Gli Hanternoz sono il primo progetto, in ordine cronologico, di Léon "Hyver" Guiselin, main man dietro molti gruppi e proprietario della Antiq Records che, ovviamente, si occupa di licenziare il nuovo "A hed an noz, a noz, a noz", terzo album di un act nato nel 2006 il quale, evidentemente, preferisce la qualità alla quantità delle sue uscite discografiche.
Caratteristica, quest'ultima, che viene fuori, con evidenza, nel nuovo album in cui l'artista francese, sempre accompagnato dal fido Sparda al basso (il cui lavoro si dimostra squisito), si cimenta in un Epic Black Metal dal forte impatto emotivo, bilanciato tra ruvide sferzate di pura violenza, melodie altamente evocative (selling point assoluto del lavoro), accenni folk sottolineati, in modo eccellente, da flauti e cornamuse (comunque meno presenti che in passato), e riferimenti all'Epic / Doom classico più duro ed intransigente.
Gli Hanternoz, all'interno di canzoni dalla lunga durata e dai fini arrangiamenti, riescono a creare un'amalgama che non presenta punti deboli poichè ogni elemento, tutti i richiami ad altri gruppi (nel riffing io ho percepito il miglior Burzum), tutta la forte personalità "francese" dei Nostri, si uniscono fluidamente per creare un suono maestoso, tagliente, dai chiari contorni medievali, perfettamente integrato con il concept che ci racconta la storia di sei demoni del folklore bretone, in un crescendo di emozioni, atmosfere quasi fiabesche, ma sempre nerissime, e musica in grado di scalfire l'animo con la sua grezza eleganza.
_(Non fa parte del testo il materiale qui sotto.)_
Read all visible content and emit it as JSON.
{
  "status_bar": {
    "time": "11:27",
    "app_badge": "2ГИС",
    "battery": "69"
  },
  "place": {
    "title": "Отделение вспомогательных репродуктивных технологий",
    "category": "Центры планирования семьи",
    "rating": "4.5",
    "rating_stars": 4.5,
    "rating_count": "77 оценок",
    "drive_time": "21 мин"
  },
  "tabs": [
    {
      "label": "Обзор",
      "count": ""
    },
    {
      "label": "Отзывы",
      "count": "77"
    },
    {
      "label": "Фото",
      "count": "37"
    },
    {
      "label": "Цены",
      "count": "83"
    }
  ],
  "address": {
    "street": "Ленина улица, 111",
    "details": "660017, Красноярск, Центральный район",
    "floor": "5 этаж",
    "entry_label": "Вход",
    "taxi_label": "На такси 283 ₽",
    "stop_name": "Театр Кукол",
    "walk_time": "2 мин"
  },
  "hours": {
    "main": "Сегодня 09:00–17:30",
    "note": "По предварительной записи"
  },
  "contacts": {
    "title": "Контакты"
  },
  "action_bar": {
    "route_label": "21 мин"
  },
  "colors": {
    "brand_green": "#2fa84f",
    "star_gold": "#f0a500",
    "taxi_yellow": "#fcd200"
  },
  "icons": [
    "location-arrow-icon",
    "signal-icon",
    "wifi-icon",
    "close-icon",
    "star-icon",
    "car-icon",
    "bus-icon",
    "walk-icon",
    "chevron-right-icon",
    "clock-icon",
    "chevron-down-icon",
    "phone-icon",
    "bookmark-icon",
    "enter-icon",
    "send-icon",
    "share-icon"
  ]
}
"A hed an noz, a noz, a noz", dunque, è un centro pieno per i transalpini ed ennesima dimostrazione che, scavando nelle profondità di un mercato dominato da falsi miti, si possono scoprire veri gioielli da non lasciarsi sfuggire qualora ci si professi amanti della vera arte estrema, declinata, nel caso specifico, secondo una visione molto particolare che trova la sua essenza nella luce del sole che tramonta e nella battaglia che, sempre, porta una piccola speranza...
Lasciatevi ammaliare da un lavoro, francamente, splendido e, a quanto ne so, canto del cigno di un progetto davvero intrigante.